Desde el 18 de octubre unas compañeras de lucha están en huelga de hambre en A Coruña, como informó ayer Público. Este lunes pasado a las nueve de la mañana, 24 días después de dar por finalizada su huelga de hambre, un grupo de mujeres gallegas víctimas de violencia machista, agrupadas en la asociación Ve-la Luz, retomó su acción de protesta. Consideran que los tímidos compromisos adquiridos por los poderes públicos semanas atrás se han evaporado una vez tachado en el calendario el 25 de noviembre, Día Internacional de la Eliminación de la Violencia contra la Mujer. “Me da igual morirme de hambre que a manos de mi maltratador”, dice una ellas. “Si nos vamos a morir igual en privado, qué más da hacerlo en público. Dentro de unos años nos pondrían una calle con nuestro nombre”, sentencia otra con amargura.
¿Por qué este silencio, esta indiferencia, esta ignorancia y el desdén con que la sociedad civil acoge la protesta pacífica de unas mujeres, cuyos motivos deben de ser muy poderosos para poner en peligro su salud? Porque se trata de mujeres maltratadas y madres de niños que han sido abusados sexualmente por sus padres, o apaleados por éstos, a las que con suma crueldad algún juez, con la complicidad del fiscal, el psicólogo, el forense, la trabajadora social, etc., ha denegado la protección y ha dejado libre y satisfecho al delincuente, o incluso ha retirado a la madre la custodia de los menores, o la ha obligado a mantener un régimen de visitas con el maltratador. Y este no es un tema que emocione a la “sociedad”.
Esta “sociedad” que al parecer está compuesta únicamente por hombres –no hay más que ver las fotos colectivas de los capitostes de la economía, la política, la cultura- y que por tanto sólo se preocupa por los problemas de los hombres. Si la huelga de hambre la protagonizaran mineros o trabajadores de los astilleros o de la agricultura, indudablemente hubiese tenido más repercusión mediática. Si las implicadas fueran miembras de algún partido político o sindicato, y la acción estuviese amparada por los dirigentes de esas formaciones, también. Pero son sólo mujeres, y peor aún, madres, que por serlo ya se sabe que se comportan de forma sectaria e irracional. No hay más que ver los dictámenes que emiten los departamentos de psicología de los juzgados, el trato que las víctimas reciben de los cuerpos de seguridad del Estado y las resoluciones judiciales que se dictan.

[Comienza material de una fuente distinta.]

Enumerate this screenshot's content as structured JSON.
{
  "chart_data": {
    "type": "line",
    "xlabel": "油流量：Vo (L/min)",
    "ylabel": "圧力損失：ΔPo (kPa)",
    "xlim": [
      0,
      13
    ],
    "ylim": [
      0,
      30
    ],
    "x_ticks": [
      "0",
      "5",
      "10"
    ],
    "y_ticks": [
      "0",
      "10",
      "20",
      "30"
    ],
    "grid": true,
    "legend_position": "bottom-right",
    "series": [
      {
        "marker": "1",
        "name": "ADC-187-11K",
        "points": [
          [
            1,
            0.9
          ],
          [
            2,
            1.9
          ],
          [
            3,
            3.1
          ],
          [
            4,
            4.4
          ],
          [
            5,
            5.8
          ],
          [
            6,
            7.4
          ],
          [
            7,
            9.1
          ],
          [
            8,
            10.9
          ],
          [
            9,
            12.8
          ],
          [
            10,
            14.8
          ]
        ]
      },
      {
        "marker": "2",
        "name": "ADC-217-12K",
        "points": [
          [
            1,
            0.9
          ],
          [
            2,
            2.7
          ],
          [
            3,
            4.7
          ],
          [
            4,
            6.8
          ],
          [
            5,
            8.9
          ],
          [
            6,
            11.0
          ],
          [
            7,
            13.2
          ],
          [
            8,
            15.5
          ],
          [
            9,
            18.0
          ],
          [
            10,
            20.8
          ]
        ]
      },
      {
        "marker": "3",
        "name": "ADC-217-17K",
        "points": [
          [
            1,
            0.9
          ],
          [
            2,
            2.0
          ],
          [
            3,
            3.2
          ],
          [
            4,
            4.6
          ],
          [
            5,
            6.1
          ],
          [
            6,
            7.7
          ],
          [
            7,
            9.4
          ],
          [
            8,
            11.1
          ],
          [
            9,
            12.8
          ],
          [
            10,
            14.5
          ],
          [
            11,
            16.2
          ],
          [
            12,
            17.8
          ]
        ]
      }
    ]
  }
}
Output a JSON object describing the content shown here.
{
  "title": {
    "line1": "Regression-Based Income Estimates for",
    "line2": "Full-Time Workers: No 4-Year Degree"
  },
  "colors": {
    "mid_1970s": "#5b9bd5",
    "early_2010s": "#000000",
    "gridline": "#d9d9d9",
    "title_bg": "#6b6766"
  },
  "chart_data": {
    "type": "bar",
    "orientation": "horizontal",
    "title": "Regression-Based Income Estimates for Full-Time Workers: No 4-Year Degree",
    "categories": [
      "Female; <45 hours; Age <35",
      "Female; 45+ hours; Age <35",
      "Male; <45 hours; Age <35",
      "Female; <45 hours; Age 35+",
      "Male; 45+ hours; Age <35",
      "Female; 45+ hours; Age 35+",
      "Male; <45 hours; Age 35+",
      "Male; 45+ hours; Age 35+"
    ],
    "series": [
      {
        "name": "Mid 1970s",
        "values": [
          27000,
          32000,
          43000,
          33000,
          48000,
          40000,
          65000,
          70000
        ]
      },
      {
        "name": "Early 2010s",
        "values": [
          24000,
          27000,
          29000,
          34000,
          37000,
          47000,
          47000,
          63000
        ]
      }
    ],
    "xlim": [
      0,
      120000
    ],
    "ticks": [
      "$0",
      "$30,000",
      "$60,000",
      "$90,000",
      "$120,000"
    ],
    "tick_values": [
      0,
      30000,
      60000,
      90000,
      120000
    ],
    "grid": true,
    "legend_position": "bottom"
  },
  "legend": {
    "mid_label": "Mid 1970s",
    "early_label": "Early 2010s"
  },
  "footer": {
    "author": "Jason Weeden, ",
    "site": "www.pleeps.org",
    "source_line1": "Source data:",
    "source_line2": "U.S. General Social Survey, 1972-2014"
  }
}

Esta “sociedad” está dirigida por hombres que al parecer no tienen hermanas ni novias ni amantes ni hijas. Y que al parecer tampoco han nacido de una mujer, no han sido amamantados, lavados, vestidos, cuidados, educados y soportados durante largos años por ella. Para esos hombres, especialmente si tienen la misión de juzgarlas, únicamente son enemigas.
Las huelguistas protestan porque el 64% de las denuncias por maltrato machista se archivan en los juzgados sin más trámite, lo que supone que el porcentaje ha subido en los últimos tiempos. Denuncian, asimismo, que sobre todo en las poblaciones pequeñas la policía insta a la denunciante a llegar a algún acuerdo con el maltratador, o se atribuye la función de mediación para ello. Y se desesperan cuando el juez ordena que los hijos e hijas de esta madre mantengan el contacto con el verdugo, que lo ha sido de toda la familia. El colmo de la crueldad es cuando se atribuye la custodia de los menores al padre que los ha pegado, abusado sexualmente y despreciado.
Pero estos temas no llegan nunca a las “agendas” políticas. Las huelguistas explican que han intentado entrevistarse con consejeros, alcaldes, presidentes de Audiencia. Unos las recibieron con burla, otros ni les contestaron, todos están de acuerdo en que su caso está en manos del juez, que como el Supremo Hacedor tiene la última y única palabra. Y como no se han atendido las numerosas demandas para modificar la ley penal y la procesal que desde algunos sectores del movimiento feminista se han dirigido a los partidos políticos y al Gobierno, con el fin de proteger a las mujeres y los menores, los jueces siguen dictando esas infames resoluciones.
Nueve años después de aprobar la famosa Ley de Violencia de Género, ésta cuenta en su haber con 600 asesinadas, el mismo número de denuncias de maltrato cada año, un colectivo estancado de dos millones de víctimas y un número indeterminado, porque nadie se molesta en contarlos, de niños y niñas abusados, golpeados, desaparecidos y asesinados. Y para qué hablar de las prostitutas, que son las más ignoradas y despreciadas. Pero nadie parece estar por la labor de modificar la norma legal para obligar a los jueces a dictar sentencias mínimamente justas.
La próxima ley que deberemos exigir es la que nos proteja de los jueces. Mientras tanto las diez mujeres de A Coruña siguen sin comer.